Growing notoriety along with the subversive quality of their music finally gained the band wider recognition. They never dealt in set lists, or song structure for that matter. Spoken word lyrics are ad-libbed, often interspersed with apoplectic screams which pierce the almost suffocatingly dense drone provided by Martin Rev's primitive drum machine and synthesiser.  All the while Vega convulses and swears sporadically.  The same approach to live shows exists to this day, defiantly unchanged in over 40 years. In what will forever be one of the most memorable gigs of my life, I seen Suicide support The Stooges in London's Hammersmith Apollo in 2010. They were as divisive as ever 40 years on as people gazed on bewildered muttering "what the fuck is this?", whilst 'Ghost Rider' pummeled on twice as long as the album version.  Forever outsiders and reveling in it.

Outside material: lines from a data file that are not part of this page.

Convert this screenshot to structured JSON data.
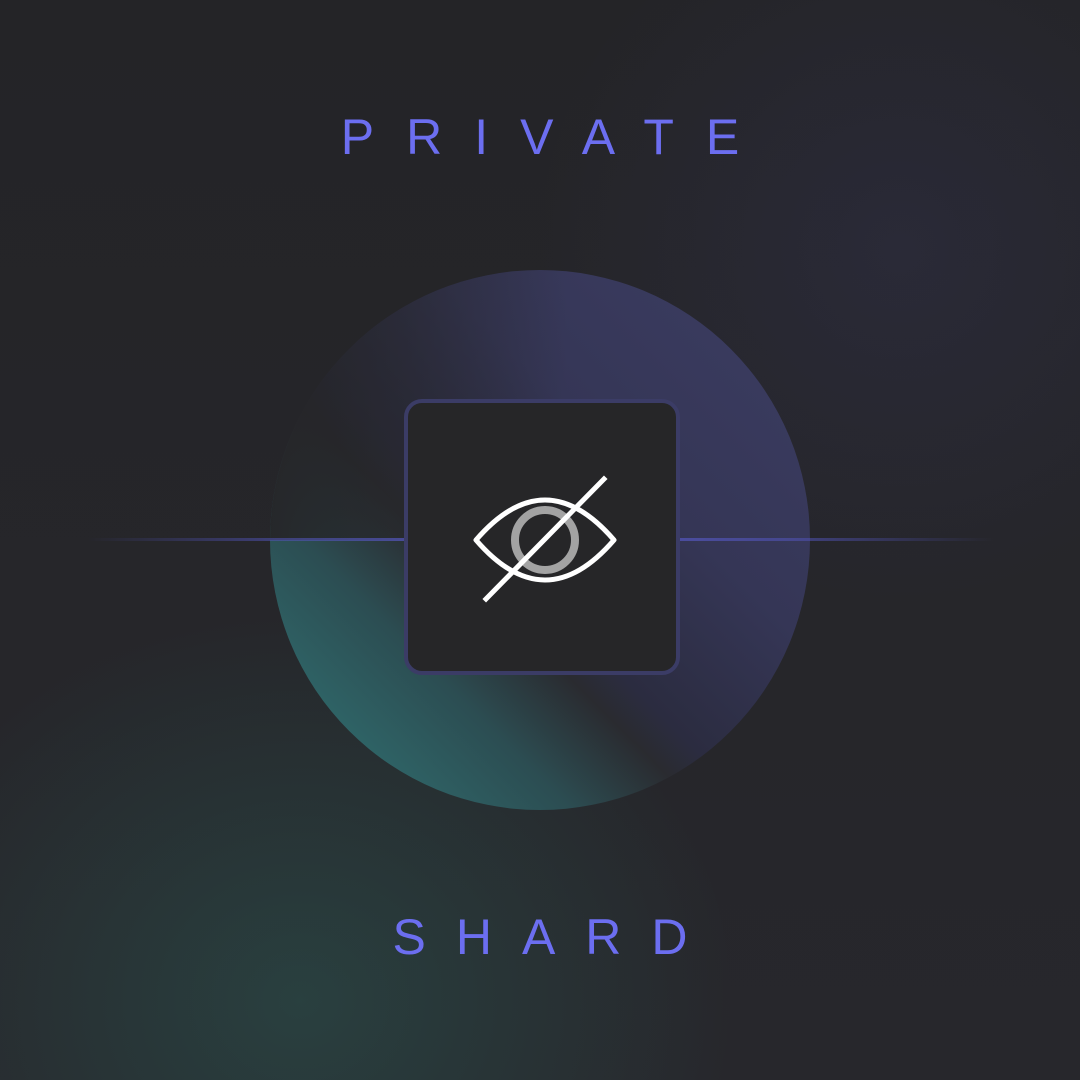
{
  "title": "PRIVATE",
  "subtitle": "SHARD",
  "icon": {
    "name": "eye-slash-icon"
  },
  "colors": {
    "accent": "#6c6ef0",
    "background": "#252528",
    "card_border": "#3b3c66",
    "card_fill": "#262628",
    "teal": "#2f6a6c",
    "indigo": "#3c3d63"
  }
}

Unrestrained, their extemporaneous musings have become part of punk folklore.  Their 1977 self-titled debut album (containing 'Ghost Rider', 'Che' and the 10 minute panic-inducing 'Frankie Teardrop') will forever be regarded as an eerie proto-punk masterpiece. On reflective songs like 'Cheree' and 'Dream Baby Dream' (included on the later re-issue of second album Suicide: Alan Vega and Martin Rev) you can hear why Vega was once labelled 'the punk Elvis'.  Both Vega and Rev have had experimental and varied solo careers.  Vega has referred to Deuce Avenue as a sole record of which he is particularly proud.

Europe was first to take the band to heart and recognise their significance. Initially their name was omitted from punk rock chronicles but those wrongs have since been put to right, as they have deservingly been paid their dues.   Modern electronic musicians owe a great debt to the band, they have paved the way for countless industrial/dance/punk musicians over the years.  Most notably artists such as Steve Albini and James Murphy (of electro-punk outfit LCD Soundsystem) have alluded to the weighty impact of Suicide on their own careers and experimentation. Bruce Springsteen - who has been a long-time fan -  has used 'Dream Baby Dream' as a lighters-in-the-air set closer whilst touring.  To mark Vega's 60th birthday a list of artists queued up for a tribute album including GrindermanPrimal Scream and Peaches. They continue to experiment and push boundaries through their solo work but their body of work as Suicide will forever have its roots buried deep in the core of punk rock.